Aside from serving eth_getLogs, Flume is able to serve additioanl API calls based on its index.

For now, we've added two new RPC calls:

  • flume_erc20ByAccount(address[, next]): Returns a list of the ERC20 tokens that the specified address has received. If the result set exceeds a certain limit, the result will include a next token, which can be passed to a subsequent call to get more results.

    Example:

    curl http://flumehost/ --data '{"id": 1, "method": "flume_erc20ByAccount", "params": ["0x0a65659b64573628ff7f90226b5a8bcbd3abf075"]}'
    {"jsonrpc":"","id":1,"result":{"items":["0x0027449bf0887ca3e431d263ffdefb244d95b555", "0xdde19c145c1ee51b48f7a28e8df125da0cc440be"]}}
    

    Note: This API will return any ERC20 tokens the address has ever received; it is possible that those tokens are not currently present in the wallet.

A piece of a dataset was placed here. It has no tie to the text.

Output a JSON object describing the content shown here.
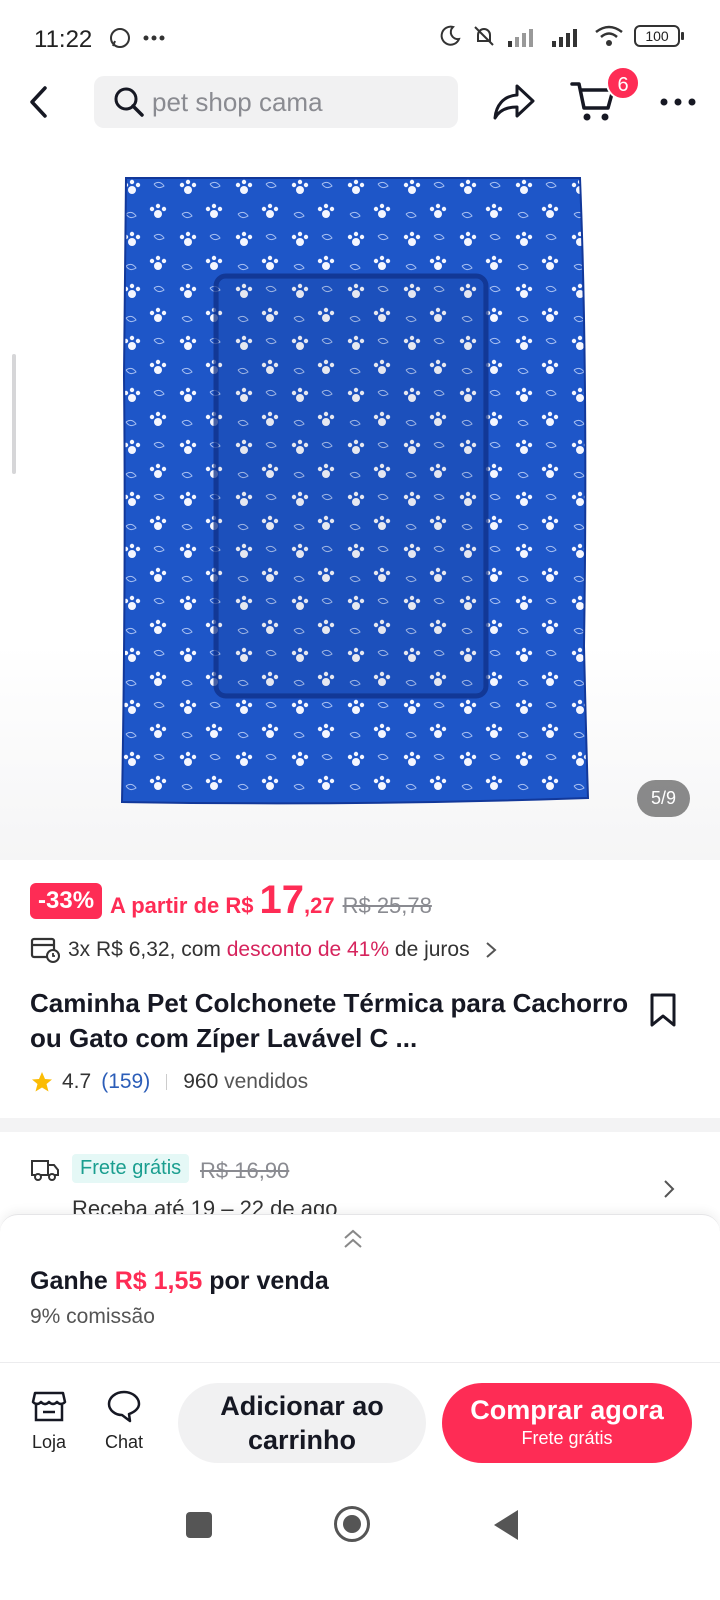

  • flume_erc20Holders(address[, next]): Returns a list of the addresses that have received the specified ERC20 token. If the result set exceeds a certain limit, the result will include a next token, which can be passed to a subsequent call to get more results.

    Example:

    curl http://flumehost/ --data '{"id": 1, "method": "flume_erc20Holders", "params": ["0xdde19c145c1ee51b48f7a28e8df125da0cc440be"]}'
    {"jsonrpc":"","id":1,"result":{"items":["0xaa461d363125ad5ce27b3941ed6a2b1cf2c7cdf3","0x08409de58f3ad94c5e2c53dbe60ae01be472a820","0x0a65659b64573628ff7f90226b5a8bcbd3abf075","0x18e4ff99ee82f4a38292f1a5d5b2951a5d2a6f2d",["..."]]}}
    

    Note: This API will return any accounts that have ever received the token; it is possible that those tokens are not currently present in the wallet.

In the future we may add additional APIs to be able to include current balances, along with the list of tokens received.